President Bush walks a dangerous path in North Korea

April 05, 2002|By Robert M. Hathaway

WASHINGTON -- The pock-marked dirt road leading to North Korea's nuclear facilities at Yongbyon provides a fitting metaphor for that impoverished nation's efforts to develop a nuclear arsenal more appropriate for a superpower than a desperately poor country.

But in the wake of the recent decision by the Bush administration not to certify North Korean compliance with a 1994 nuclear agreement, we should recall what Sept. 11 so tragically demonstrated -- that even adversaries with modest technological capabilities can inflict massive harm on the United States.

President Bush has not accused North Korea of violating the Agreed Framework, which has frozen Pyongyang's production of the plutonium needed to make nuclear weapons.

U.S. officials say merely that they do not have sufficient information to render an informed judgment.

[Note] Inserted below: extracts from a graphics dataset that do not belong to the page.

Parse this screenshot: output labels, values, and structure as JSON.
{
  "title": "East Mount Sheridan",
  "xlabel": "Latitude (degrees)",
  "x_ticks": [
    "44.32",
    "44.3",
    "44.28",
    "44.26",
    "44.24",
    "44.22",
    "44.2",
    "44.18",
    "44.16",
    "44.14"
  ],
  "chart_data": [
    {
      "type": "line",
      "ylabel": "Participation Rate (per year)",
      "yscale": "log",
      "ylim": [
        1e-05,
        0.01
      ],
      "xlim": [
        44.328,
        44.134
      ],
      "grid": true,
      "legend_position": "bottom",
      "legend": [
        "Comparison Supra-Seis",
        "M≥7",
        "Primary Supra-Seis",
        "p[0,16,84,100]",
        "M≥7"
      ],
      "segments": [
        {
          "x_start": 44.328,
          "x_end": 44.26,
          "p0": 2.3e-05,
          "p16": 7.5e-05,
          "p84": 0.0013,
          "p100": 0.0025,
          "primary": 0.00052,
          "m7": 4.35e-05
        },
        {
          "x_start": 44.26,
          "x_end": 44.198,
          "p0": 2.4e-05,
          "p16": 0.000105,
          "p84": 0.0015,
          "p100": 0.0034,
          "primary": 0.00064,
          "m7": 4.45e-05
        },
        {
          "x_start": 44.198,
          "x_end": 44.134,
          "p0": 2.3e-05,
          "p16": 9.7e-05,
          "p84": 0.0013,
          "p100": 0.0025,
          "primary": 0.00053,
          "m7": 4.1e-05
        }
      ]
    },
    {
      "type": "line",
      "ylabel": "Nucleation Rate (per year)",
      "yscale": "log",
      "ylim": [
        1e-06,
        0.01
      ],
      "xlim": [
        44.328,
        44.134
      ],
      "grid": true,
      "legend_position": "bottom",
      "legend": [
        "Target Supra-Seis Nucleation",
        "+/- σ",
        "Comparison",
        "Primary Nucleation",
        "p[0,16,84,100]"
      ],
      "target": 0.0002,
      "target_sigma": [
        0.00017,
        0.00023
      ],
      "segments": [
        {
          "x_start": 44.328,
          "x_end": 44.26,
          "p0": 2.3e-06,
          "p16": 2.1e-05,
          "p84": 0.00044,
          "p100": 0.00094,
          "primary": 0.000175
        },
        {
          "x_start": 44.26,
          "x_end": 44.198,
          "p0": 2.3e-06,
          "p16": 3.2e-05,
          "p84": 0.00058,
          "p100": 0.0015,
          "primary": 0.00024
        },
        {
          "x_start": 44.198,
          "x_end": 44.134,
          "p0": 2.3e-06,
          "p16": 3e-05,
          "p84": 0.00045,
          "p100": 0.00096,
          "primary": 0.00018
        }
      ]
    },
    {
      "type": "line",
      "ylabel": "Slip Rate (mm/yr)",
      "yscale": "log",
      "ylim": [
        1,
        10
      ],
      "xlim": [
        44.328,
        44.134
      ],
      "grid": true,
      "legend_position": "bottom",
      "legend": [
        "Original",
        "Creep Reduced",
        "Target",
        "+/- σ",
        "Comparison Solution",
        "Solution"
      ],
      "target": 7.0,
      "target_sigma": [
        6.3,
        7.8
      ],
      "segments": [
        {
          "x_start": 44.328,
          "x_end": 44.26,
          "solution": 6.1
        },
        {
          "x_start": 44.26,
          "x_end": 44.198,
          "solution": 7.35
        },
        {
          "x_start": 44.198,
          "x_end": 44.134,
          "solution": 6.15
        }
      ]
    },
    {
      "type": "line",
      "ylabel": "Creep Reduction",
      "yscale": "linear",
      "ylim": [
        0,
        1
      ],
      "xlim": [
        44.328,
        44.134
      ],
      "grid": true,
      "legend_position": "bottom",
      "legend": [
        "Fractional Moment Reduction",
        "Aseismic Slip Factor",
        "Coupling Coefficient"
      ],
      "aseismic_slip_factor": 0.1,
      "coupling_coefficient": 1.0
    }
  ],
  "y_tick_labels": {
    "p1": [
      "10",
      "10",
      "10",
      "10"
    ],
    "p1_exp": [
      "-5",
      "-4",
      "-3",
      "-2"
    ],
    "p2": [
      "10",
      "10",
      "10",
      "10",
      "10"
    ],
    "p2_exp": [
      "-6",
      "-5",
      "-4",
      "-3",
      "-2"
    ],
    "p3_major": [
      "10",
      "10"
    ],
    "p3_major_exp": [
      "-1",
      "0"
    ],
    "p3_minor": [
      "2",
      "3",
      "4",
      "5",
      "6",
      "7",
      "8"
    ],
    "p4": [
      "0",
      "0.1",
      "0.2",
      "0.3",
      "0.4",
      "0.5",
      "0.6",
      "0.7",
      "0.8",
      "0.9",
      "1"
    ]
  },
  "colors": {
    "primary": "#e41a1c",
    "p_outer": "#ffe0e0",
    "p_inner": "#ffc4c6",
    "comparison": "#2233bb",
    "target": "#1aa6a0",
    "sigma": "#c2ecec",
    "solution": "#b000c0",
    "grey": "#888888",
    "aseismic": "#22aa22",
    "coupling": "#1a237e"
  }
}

But since CIA Director George J. Tenet testified March 19 that North Korea is complying with the accord, it is difficult to avoid the conclusion that Mr. Bush's decision is designed primarily as a sop to hard-liners within the administration and Congress who have never liked the Agreed Framework.

To be sure, there are reasons for genuine concern about the future of the Agreed Framework. Under the terms of the agreement, the North, before receiving any nuclear components for the two reactors being built as part of the accord, is obligated to satisfy the international community regarding its nuclear activities before 1994. Even if Pyongyang fully cooperates in this task -- and no one expects it to do so -- this will take at least three years.

So in order to keep the Agreed Framework on track, the North must begin now to come clean on its past activities, even though it is not required to satisfy international monitors for several more years. If Pyongyang values the agreement, it should move immediately to facilitate the needed inspections.

The White House insists the United States is not walking away from the Agreed Framework. The president will use his waiver authority to continue providing Pyongyang with nearly $100 million of heavy fuel oil, per the terms of the agreement. The administration will continue to supply the North with large amounts of humanitarian food aid. It will continue its efforts to bring North Korea to the negotiating table.

Nonetheless, the president's refusal to certify compliance in the absence of evidence to the contrary is dangerous.

Coming on top of Mr. Bush's "axis of evil" talk and reports about Pentagon nuclear targeting of North Korea, it will further convince Pyongyang of U.S. hostility. It will give new ammunition to those in Pyongyang who argue that the United States is not serious about negotiations. It will strengthen those North Koreans who maintain that by freezing its plutonium production, the North has prematurely given up its trump card. It could lead Pyongyang to abandon its self-imposed moratorium on missile tests. It will further dismay U.S. friends in the region, especially our South Korean ally.

During his recent visit to Seoul, Mr. Bush went out of his way to endorse the engagement policy of South Korean President Kim Dae Jung. South Koreans, however, believe that progress in North-South relations will be impossible until U.S.-North Korean ties get back on track. Mr. Bush's latest action undercuts President Kim and has created new unhappiness in Seoul, notwithstanding Mr. Bush's professed desire to strengthen U.S. ties with the South.

If the Bush administration believes the North is violating the Agreed Framework, it should say so. But lacking this evidence, it should avoid steps that will almost certainly harm important U.S. interests in East Asia and might lead North Korea to do something truly dangerous.

No one trusts Pyongyang. We would be foolish to take its claims of benign intent at face value. But trust has nothing to do with the Agreed Framework. The accord provides for continuous on-the-ground inspections by international monitors.

We should be careful not to pursue policies that would encourage North Korea to expel these inspectors or to take other actions that would undermine the Agreed Framework. It remains in America's interest that the 19th century road leading to Yongbyon not carry vehicles containing the 21st century's deadliest weaponry.

Robert M. Hathaway is director of the Asia Program at the Woodrow Wilson International Center for Scholars in Washington.